Streptococcus pyogenes (Group A Streptococcus, GAS) is a human pathogen that causes local and systemic infections of the skin and mucous membranes. However, GAS is also found asymptomatically in the nasopharynx of infants. GAS infections, including pharyngitis and invasive pneumosepsis, pose significant public health concerns. Streptokinase, a key virulence factor of GAS, activates human plasminogen, facilitating bacterial dissemination. Plasminogen, traditionally known for its role in fibrinolysis, may also modulate host immune responses. We therefore aim to investigate systemic and cardiac immune cell responses during pneumonia and pneumosepsis with GAS in a murine infection model. The interaction of streptokinase with human plasminogen is species-specific, therefore the murine pneumosepsis model was developed in a transgenic mouse strain that produces human plasminogen. The data show a critical role of human plasminogen for GAS colonization and systemic spread via the nasopharynx.

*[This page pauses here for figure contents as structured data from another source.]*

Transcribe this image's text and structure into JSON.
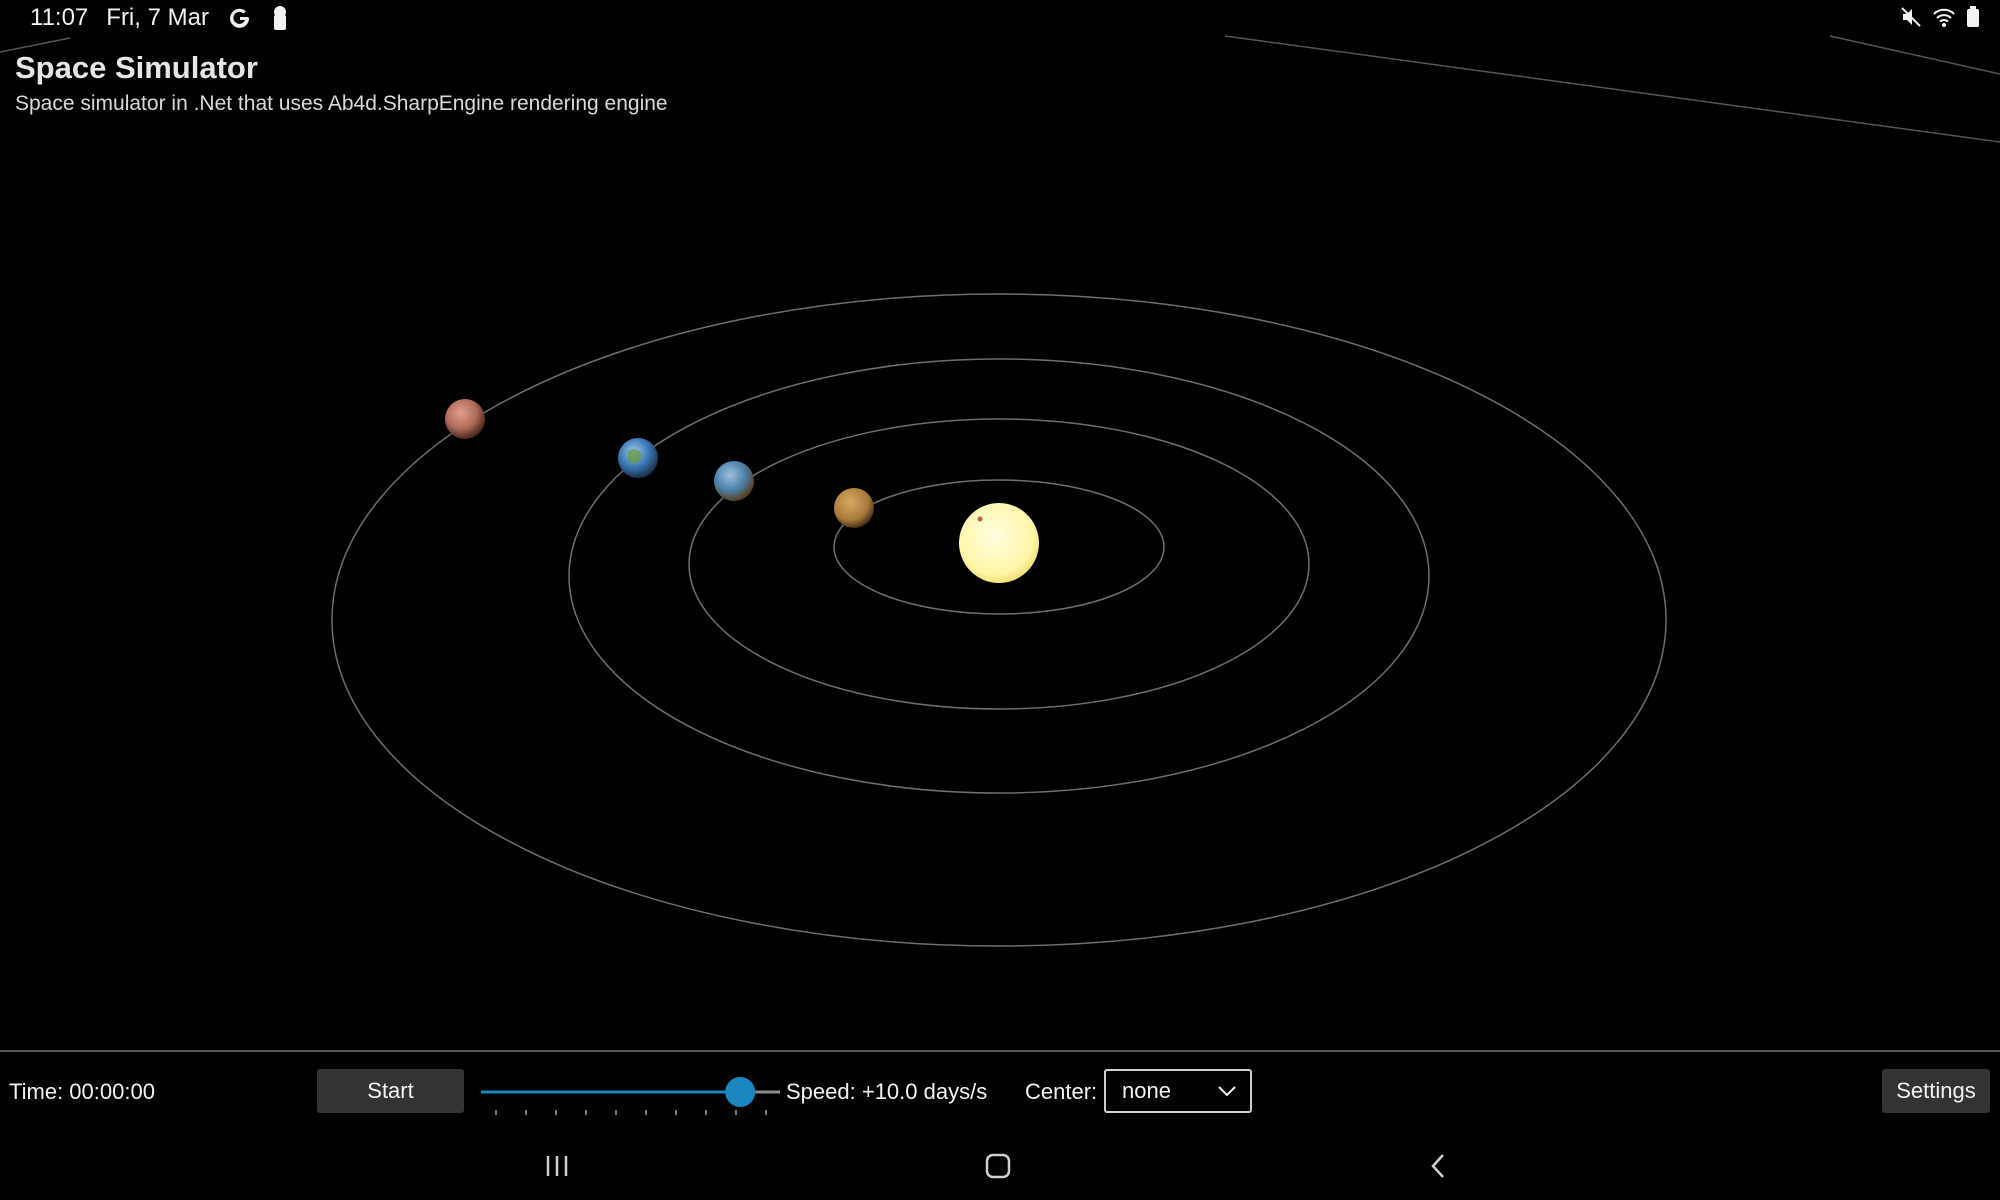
{
  "status_bar": {
    "time": "11:07",
    "date": "Fri, 7 Mar",
    "icons": [
      "google-icon",
      "keyhole-icon",
      "mute-icon",
      "wifi-icon",
      "battery-icon"
    ]
  },
  "header": {
    "title": "Space Simulator",
    "subtitle": "Space simulator in .Net that uses Ab4d.SharpEngine rendering engine"
  },
  "scene": {
    "bodies": [
      "sun",
      "mercury",
      "venus",
      "earth",
      "mars"
    ],
    "colors": {
      "sun": "#fff6a8",
      "orbit": "#6e6e6e",
      "mercury": "#a87a3a",
      "venus": "#4a7fa8",
      "earth": "#3d7ab8",
      "mars": "#b06a58"
    }
  },
  "toolbar": {
    "time_label": "Time: 00:00:00",
    "start_label": "Start",
    "speed_value": 0.9,
    "speed_label": "Speed: +10.0 days/s",
    "center_label": "Center:",
    "center_selected": "none",
    "settings_label": "Settings",
    "accent_color": "#1a86c0"
  },
  "nav_bar": {
    "buttons": [
      "recent-apps-icon",
      "home-icon",
      "back-icon"
    ]
  }
}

Due to pneumosepsis blood immune cell profiles and plasma protein levels significantly alters, indicating potential biomarkers for distinguishing local from systemic infection. In the hearts of animals with invasive infection proinflammatory immune cells significantly increased and likely displaced resident healing macrophages. The established pneumosepsis model is useful to study the pathophysiological mechanisms underlying local and invasive pneumonia caused by GAS and to investigate new therapeutic options.

Keywords: pneumosepsis, group A streptococcus, plasminogen.